重合性基と脂環構造は、直接にまたは連結基を介して結合しており、直接に結合しているか、−CO−、−O−、−CH2−及びこれらの組み合わせからなる基から選択される二価の連結基を介して結合していることがより好ましい。
重合性化合物(B)の分子量は、100〜700であることが好ましく、130〜600であることがより好ましく、150〜400であることがさらに好ましい。

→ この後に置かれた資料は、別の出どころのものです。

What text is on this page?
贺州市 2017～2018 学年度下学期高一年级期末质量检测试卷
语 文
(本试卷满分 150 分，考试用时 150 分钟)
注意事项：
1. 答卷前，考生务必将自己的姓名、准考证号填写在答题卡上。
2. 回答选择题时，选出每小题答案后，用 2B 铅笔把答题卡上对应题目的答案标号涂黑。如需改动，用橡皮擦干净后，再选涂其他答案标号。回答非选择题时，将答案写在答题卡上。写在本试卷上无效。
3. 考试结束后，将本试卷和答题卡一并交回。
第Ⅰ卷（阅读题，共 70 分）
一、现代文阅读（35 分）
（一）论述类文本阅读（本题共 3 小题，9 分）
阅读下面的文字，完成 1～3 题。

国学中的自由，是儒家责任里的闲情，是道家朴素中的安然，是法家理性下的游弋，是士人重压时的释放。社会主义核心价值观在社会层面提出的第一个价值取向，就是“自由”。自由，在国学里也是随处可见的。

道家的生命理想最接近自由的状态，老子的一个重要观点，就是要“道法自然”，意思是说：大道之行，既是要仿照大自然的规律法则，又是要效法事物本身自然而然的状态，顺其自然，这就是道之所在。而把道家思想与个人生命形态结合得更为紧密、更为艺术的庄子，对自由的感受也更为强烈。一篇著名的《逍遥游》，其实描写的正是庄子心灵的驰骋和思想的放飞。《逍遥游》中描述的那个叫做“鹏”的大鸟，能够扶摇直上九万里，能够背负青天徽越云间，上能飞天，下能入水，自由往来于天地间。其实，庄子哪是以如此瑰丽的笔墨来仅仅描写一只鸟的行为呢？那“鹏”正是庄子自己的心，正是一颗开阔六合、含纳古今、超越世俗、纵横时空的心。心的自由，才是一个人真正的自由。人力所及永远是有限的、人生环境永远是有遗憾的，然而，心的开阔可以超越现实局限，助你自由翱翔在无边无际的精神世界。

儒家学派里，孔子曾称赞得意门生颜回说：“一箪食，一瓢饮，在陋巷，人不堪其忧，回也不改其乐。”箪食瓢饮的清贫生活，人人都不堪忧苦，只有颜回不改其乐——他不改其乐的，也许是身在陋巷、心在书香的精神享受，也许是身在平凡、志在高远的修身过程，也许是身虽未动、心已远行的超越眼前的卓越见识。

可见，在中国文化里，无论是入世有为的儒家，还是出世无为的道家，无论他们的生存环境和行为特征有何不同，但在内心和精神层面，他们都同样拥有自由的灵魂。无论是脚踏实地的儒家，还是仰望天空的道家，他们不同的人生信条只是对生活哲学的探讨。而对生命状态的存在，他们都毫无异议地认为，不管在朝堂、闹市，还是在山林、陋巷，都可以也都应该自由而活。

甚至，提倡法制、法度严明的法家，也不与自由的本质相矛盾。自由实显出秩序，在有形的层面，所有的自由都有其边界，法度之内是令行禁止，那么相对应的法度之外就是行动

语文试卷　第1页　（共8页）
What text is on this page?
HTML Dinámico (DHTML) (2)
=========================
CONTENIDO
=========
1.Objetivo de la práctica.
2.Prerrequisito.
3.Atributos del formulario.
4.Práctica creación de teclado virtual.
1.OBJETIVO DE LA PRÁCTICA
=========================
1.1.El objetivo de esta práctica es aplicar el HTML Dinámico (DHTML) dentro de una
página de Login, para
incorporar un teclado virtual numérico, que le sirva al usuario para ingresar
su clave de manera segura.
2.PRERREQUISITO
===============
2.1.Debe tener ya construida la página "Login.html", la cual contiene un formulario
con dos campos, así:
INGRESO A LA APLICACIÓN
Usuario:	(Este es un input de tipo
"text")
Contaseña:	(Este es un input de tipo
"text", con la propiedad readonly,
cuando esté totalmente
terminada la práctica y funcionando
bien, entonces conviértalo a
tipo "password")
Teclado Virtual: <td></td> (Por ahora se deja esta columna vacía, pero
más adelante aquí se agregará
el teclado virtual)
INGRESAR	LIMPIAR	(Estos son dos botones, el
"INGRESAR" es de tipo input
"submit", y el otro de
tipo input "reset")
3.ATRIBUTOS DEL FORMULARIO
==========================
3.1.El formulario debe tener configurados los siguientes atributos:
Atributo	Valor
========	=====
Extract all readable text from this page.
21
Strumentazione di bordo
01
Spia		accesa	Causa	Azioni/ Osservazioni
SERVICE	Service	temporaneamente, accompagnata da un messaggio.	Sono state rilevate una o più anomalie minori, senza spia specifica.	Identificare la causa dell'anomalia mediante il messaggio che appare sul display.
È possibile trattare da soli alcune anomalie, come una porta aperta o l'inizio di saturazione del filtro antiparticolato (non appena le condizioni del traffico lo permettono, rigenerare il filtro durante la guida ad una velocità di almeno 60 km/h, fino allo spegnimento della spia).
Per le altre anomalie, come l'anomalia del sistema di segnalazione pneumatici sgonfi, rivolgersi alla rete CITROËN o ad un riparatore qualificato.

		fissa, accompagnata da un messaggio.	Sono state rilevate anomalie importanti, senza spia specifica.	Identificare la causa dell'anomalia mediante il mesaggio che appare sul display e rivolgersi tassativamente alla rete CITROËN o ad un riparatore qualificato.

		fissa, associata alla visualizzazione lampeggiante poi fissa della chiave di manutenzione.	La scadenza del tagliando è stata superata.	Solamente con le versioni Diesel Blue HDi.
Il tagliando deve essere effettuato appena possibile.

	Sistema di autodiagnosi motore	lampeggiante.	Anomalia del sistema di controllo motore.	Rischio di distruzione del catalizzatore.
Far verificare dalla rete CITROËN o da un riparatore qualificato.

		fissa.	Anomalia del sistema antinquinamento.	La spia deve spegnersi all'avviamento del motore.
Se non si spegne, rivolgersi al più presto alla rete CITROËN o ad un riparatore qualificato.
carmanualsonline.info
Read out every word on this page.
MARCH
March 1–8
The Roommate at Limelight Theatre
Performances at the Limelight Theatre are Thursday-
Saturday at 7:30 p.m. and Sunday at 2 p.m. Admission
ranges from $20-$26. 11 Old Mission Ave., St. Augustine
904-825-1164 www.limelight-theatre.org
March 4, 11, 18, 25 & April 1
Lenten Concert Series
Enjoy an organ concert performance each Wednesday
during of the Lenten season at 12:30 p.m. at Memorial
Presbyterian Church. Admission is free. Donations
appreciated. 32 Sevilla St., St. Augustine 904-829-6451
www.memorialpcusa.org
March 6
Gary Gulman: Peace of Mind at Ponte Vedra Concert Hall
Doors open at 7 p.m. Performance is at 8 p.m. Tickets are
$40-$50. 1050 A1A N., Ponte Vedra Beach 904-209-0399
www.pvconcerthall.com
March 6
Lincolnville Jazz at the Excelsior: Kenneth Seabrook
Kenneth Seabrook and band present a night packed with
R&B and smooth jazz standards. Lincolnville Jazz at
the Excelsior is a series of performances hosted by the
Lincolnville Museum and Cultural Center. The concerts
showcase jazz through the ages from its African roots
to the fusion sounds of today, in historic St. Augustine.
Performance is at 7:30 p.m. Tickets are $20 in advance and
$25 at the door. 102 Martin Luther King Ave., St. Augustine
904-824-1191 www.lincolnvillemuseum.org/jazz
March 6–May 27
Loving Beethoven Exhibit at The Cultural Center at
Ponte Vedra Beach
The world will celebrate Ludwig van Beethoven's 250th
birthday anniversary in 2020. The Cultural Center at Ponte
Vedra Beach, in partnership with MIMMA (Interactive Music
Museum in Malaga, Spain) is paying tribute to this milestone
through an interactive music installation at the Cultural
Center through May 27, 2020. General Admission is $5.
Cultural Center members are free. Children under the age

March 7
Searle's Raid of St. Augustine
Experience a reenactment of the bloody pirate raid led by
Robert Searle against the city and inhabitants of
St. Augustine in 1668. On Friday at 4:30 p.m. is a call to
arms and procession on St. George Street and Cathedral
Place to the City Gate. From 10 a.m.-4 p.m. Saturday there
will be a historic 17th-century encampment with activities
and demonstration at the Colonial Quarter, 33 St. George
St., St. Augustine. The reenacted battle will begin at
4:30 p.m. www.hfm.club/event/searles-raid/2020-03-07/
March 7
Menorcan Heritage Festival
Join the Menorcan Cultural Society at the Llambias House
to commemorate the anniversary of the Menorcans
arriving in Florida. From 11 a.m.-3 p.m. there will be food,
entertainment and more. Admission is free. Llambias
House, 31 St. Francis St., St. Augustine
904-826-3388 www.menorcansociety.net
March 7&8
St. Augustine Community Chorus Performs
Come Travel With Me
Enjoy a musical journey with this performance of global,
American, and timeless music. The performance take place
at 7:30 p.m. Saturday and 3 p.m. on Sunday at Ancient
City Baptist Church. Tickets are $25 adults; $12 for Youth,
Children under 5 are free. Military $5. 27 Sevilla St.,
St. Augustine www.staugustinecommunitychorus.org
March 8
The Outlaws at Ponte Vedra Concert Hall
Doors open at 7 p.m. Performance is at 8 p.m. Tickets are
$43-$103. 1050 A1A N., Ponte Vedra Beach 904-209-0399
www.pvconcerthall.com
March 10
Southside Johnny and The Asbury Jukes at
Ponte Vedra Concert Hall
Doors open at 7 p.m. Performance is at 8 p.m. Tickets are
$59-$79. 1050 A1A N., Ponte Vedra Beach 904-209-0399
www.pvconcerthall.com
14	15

以下に、重合性化合物(B)の具体例を示すが、これらの構造に限定されない。
【0038】
【化11】

【0039】
【化12】

【0040】
これらの2つ以上の重合性化合物(B)は、光硬化性樹脂組成物に1種のみを単独で用いてもよいし、2種以上を混合して用いてもよい。本発明では、(メタ)アクリレート基を有する重合性化合物とエポキシ基を有する重合性化合物を併用することが好ましい。
【0041】
2つ以上の重合性化合物(B)は、本発明の光硬化性樹脂組成物中に、20〜90質量%の範囲で含まれることが好ましく、25〜80質量%の範囲で含まれることがより好ましく、30〜70質量%の範囲で含まれることがさらに好ましい。
【0042】
樹脂(A)と重合性化合物(B)との比率は、1:1.9〜1:4であることが粘度の観点で望ましく、1:2.3〜1:3.5であることが、体積収縮率の観点でさらに好ましい。
【0043】
[(C)活性光線もしくは放射線の照射により、ラジカルもしくは酸を発生する化合物]
本発明の活性光線もしくは放射線の照射により、ラジカルを発生する化合物(以下、「(光)重合開始剤」ともいう)としては、本発明の趣旨を逸脱しない限り、例えばラジカル重合開始剤として知られる公知の化合物から選択することができる。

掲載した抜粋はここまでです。